Les opérations de plantation d’arbres se sont également démultipliées avec des campagnes comme «1 jour 1 million d’arbres», «1 jour 5 millions d’arbres» et «1 jour 50 millions d’arbres», lancées respectivement en 2019, 2020 et 2021, et ce, en complément d’autres initiatives locales comme «Une école, 5 hectares de forêt» et «Un village, 5 hectares de forêt.»
Une économie résiliente et verte
À Abidjan, l’engagement pour l’environnement ne se limite pas à la protection des forêts. Son ambition est plus globale : construire une économie résiliente, capable de faire face aux chocs climatiques tout en assurant une croissance durable. Cet engagement s’est concrétisé par l’obtention d’un prêt de 1,3 milliard de dollars du FMI, destiné à financer des réformes clés. Ces réformes visent à intégrer les questions climatiques dans les politiques publiques, à réduire la vulnérabilité du secteur agricole et à renforcer la résilience des infrastructures face aux inondations et à l’érosion côtière, indiquent les responsables de l’institution de Bretton Woods et les autorités ivoiriennes.
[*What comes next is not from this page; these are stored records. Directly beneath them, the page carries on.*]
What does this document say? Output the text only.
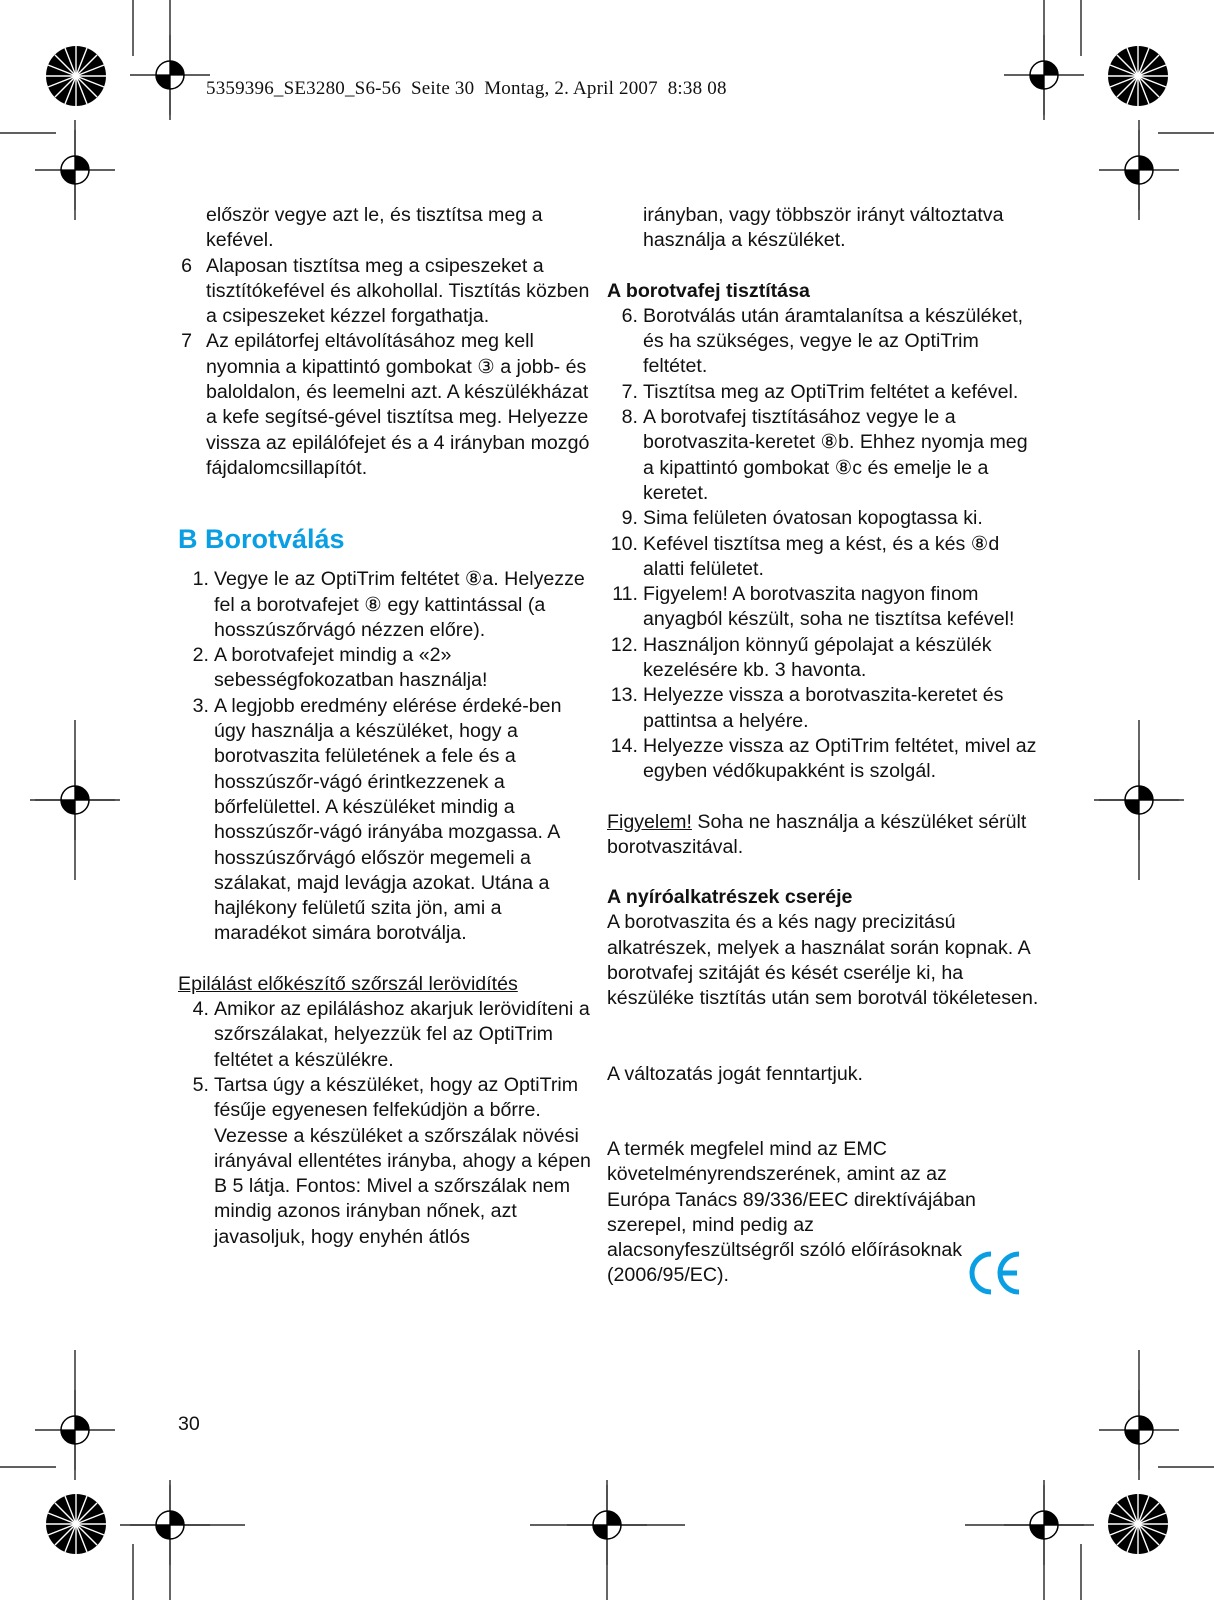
5359396_SE3280_S6-56  Seite 30  Montag, 2. April 2007  8:38 08

először vegye azt le, és tisztítsa meg a kefével.

6 Alaposan tisztítsa meg a csipeszeket a tisztítókefével és alkohollal. Tisztítás közben a csipeszeket kézzel forgathatja.
7 Az epilátorfej eltávolításához meg kell nyomnia a kipattintó gombokat ③ a jobb- és baloldalon, és leemelni azt. A készülékházat a kefe segítsé-gével tisztítsa meg. Helyezze vissza az epilálófejet és a 4 irányban mozgó fájdalomcsillapítót.
B Borotválás
1. Vegye le az OptiTrim feltétet ⑧a. Helyezze fel a borotvafejet ⑧ egy kattintással (a hosszúszőrvágó nézzen előre).
2. A borotvafejet mindig a «2» sebességfokozatban használja!
3. A legjobb eredmény elérése érdeké-ben úgy használja a készüléket, hogy a borotvaszita felületének a fele és a hosszúszőr-vágó érintkezzenek a bőrfelülettel. A készüléket mindig a hosszúszőr-vágó irányába mozgassa. A hosszúszőrvágó először megemeli a szálakat, majd levágja azokat. Utána a hajlékony felületű szita jön, ami a maradékot simára borotválja.

Epilálást előkészítő szőrszál lerövidítés

4. Amikor az epiláláshoz akarjuk lerövidíteni a szőrszálakat, helyezzük fel az OptiTrim feltétet a készülékre.
5. Tartsa úgy a készüléket, hogy az OptiTrim fésűje egyenesen felfekúdjön a bőrre. Vezesse a készüléket a szőrszálak növési irányával ellentétes irányba, ahogy a képen B 5 látja. Fontos: Mivel a szőrszálak nem mindig azonos irányban nőnek, azt javasoljuk, hogy enyhén átlós

irányban, vagy többször irányt változtatva használja a készüléket.

A borotvafej tisztítása

6. Borotválás után áramtalanítsa a készüléket, és ha szükséges, vegye le az OptiTrim feltétet.
7. Tisztítsa meg az OptiTrim feltétet a kefével.
8. A borotvafej tisztításához vegye le a borotvaszita-keretet ⑧b. Ehhez nyomja meg a kipattintó gombokat ⑧c és emelje le a keretet.
9. Sima felületen óvatosan kopogtassa ki.
10. Kefével tisztítsa meg a kést, és a kés ⑧d alatti felületet.
11. Figyelem! A borotvaszita nagyon finom anyagból készült, soha ne tisztítsa kefével!
12. Használjon könnyű gépolajat a készülék kezelésére kb. 3 havonta.
13. Helyezze vissza a borotvaszita-keretet és pattintsa a helyére.
14. Helyezze vissza az OptiTrim feltétet, mivel az egyben védőkupakként is szolgál.

Figyelem! Soha ne használja a készüléket sérült borotvaszitával.

A nyíróalkatrészek cseréje

A borotvaszita és a kés nagy precizitású alkatrészek, melyek a használat során kopnak. A borotvafej szitáját és kését cserélje ki, ha készüléke tisztítás után sem borotvál tökéletesen.

A változatás jogát fenntartjuk.

A termék megfelel mind az EMC követelményrendszerének, amint az az Európa Tanács 89/336/EEC direktívájában szerepel, mind pedig az alacsonyfeszültségről szóló előírásoknak (2006/95/EC).

30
Des efforts supplémentaires sont encore nécessaires pour atteindre ces objectifs.
Abidjan, fer de lance de la COP 29
La conférence de la CMAE à Abidjan n’était pas simplement un moment de réflexion. Elle a également servi à renforcer la position africaine pour la COP29. Les États du continent s’accordent sur la nécessité d’un protocole juridiquement contraignant pour répondre aux sécheresses croissantes et à la dégradation des terres. Ce texte, porté par l’Union africaine, pourrait être un tournant dans la lutte contre ces fléaux, explique un participant.
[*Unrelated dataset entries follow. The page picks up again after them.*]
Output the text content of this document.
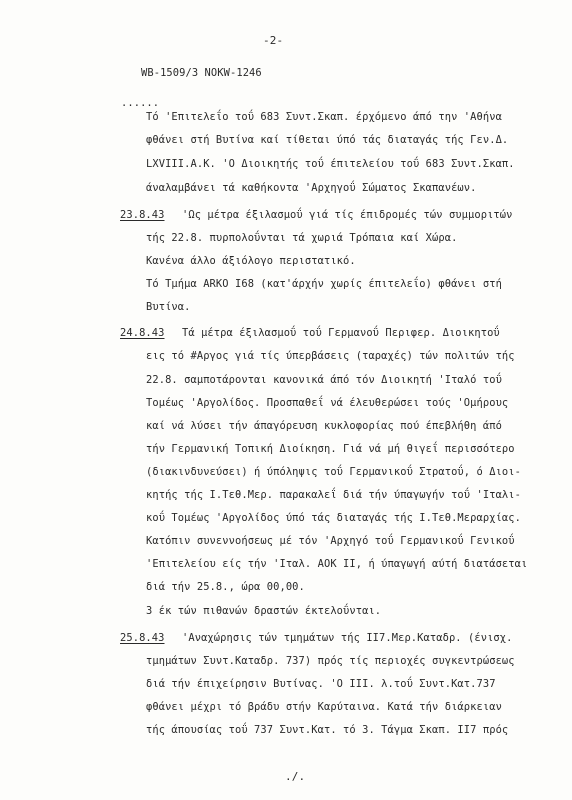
-2-
WB-1509/3 NOKW-1246
......
Τό 'Επιτελεΐο τοΰ 683 Συντ.Σκαπ. έρχόμενο άπό την 'Αθήνα
φθάνει στή Βυτίνα καί τίθεται ύπό τάς διαταγάς τής Γεν.Δ.
LXVIII.A.K. 'Ο Διοικητής τοΰ έπιτελείου τοΰ 683 Συντ.Σκαπ.
άναλαμβάνει τά καθήκοντα 'Αρχηγοΰ Σώματος Σκαπανέων.
23.8.43 'Ως μέτρα έξιλασμοΰ γιά τίς έπιδρομές τών συμμοριτών
τής 22.8. πυρπολοΰνται τά χωριά Τρόπαια καί Χώρα.
Κανένα άλλο άξιόλογο περιστατικό.
Τό Τμήμα ARKO I68 (κατ'άρχήν χωρίς έπιτελεΐο) φθάνει στή
Βυτίνα.
24.8.43 Τά μέτρα έξιλασμοΰ τοΰ Γερμανοΰ Περιφερ. Διοικητοΰ
εις τό #Αργος γιά τίς ύπερβάσεις (ταραχές) τών πολιτών τής
22.8. σαμποτάρονται κανονικά άπό τόν Διοικητή 'Ιταλό τοΰ
Τομέως 'Αργολίδος. Προσπαθεΐ νά έλευθερώσει τούς 'Ομήρους
καί νά λύσει τήν άπαγόρευση κυκλοφορίας πού έπεβλήθη άπό
τήν Γερμανική Τοπική Διοίκηση. Γιά νά μή θιγεΐ περισσότερο
(διακινδυνεύσει) ή ύπόληψις τοΰ Γερμανικοΰ Στρατοΰ, ό Διοι-
κητής τής I.Τεθ.Μερ. παρακαλεΐ διά τήν ύπαγωγήν τοΰ 'Ιταλι-
κοΰ Τομέως 'Αργολίδος ύπό τάς διαταγάς τής I.Τεθ.Μεραρχίας.
Κατόπιν συνεννοήσεως μέ τόν 'Αρχηγό τοΰ Γερμανικοΰ Γενικοΰ
'Επιτελείου είς τήν 'Ιταλ. AOK II, ή ύπαγωγή αύτή διατάσεται
διά τήν 25.8., ώρα 00,00.
3 έκ τών πιθανών δραστών έκτελοΰνται.
25.8.43 'Αναχώρησις τών τμημάτων τής II7.Μερ.Καταδρ. (ένισχ.
τμημάτων Συντ.Καταδρ. 737) πρός τίς περιοχές συγκεντρώσεως
διά τήν έπιχείρησιν Βυτίνας. 'Ο III. λ.τοΰ Συντ.Κατ.737
φθάνει μέχρι τό βράδυ στήν Καρύταινα. Κατά τήν διάρκειαν
τής άπουσίας τοΰ 737 Συντ.Κατ. τό 3. Τάγμα Σκαπ. II7 πρός
./.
En plus de la COP29, les résultats de cette session extraordinaire seront présentés lors d’autres forums mondiaux, comme la seizième session de la Conférence des Parties à la Convention des Nations Unies sur la Lutte contre la Désertification qui aura lieu du 2 au 13 décembre 2024 à Riyad, ainsi qu’à la seizième session de la Conférence des Parties sur la Diversité Biologique prévue du 21 octobre au 1ᵉʳ novembre 2024, et au Sommet pour l’Avenir du 22 au 23 septembre 2024.